Théorie arithmétique

La théorie géométrique présente l'inconvénient de subordonner toutes les propriétés algébriques des nombres complexes à des considérations géométriques qui peuvent sembler étrangères. La théorie arithmétique, due à Hamilton (1835), consiste à considérer les nombres complexes comme des couples de nombres réels et à définir la somme et le produit par des formules explicites ; nous n'insisterons pas davantage ici sur cette approche, que nous exposerons ci-dessous. Ce point de vue conduit à essayer de définir plus généralement des opérations d'addition et de multiplication pour des systèmes de n nombres réels et a conduit Hamilton à introduire les quaternions et plus généralement les algèbres de dimension finie (appelées, au xixe siècle, systèmes hypercomplexes  ; cf. anneaux et algèbres).

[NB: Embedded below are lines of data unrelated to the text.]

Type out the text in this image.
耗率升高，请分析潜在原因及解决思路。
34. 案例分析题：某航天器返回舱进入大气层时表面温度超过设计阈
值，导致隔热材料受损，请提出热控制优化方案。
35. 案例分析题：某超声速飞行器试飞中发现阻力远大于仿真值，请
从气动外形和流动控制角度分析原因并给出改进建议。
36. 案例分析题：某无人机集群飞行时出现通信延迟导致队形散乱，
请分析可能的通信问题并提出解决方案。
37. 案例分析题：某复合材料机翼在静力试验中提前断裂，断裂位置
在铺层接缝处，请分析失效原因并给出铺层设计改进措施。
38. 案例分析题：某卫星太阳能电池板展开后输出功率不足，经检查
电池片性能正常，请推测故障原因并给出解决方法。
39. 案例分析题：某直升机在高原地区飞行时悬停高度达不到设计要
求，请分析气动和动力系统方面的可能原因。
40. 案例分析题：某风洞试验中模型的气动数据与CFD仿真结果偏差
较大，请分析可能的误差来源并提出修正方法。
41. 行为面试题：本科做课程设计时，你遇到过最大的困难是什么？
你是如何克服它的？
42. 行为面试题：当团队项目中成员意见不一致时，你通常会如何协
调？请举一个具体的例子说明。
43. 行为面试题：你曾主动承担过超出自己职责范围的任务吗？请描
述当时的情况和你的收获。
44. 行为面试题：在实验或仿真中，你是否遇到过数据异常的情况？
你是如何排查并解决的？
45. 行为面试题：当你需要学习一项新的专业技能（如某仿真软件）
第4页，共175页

Les équivalences algébriques

Dès 1847, Cauchy considère que les calculs sur les nombres complexes reviennent à calculer sur les polynômes en la variable i, soumis aux règles usuelles de l'algèbre, en remplaçant i2 + 1 par 0 ; cela revient à considérer que deux polynômes sont équivalents, c'est-à-dire définissent le même nombre complexe, si leur différence est divisible par X2 + 1. Dans le langage contempo [...]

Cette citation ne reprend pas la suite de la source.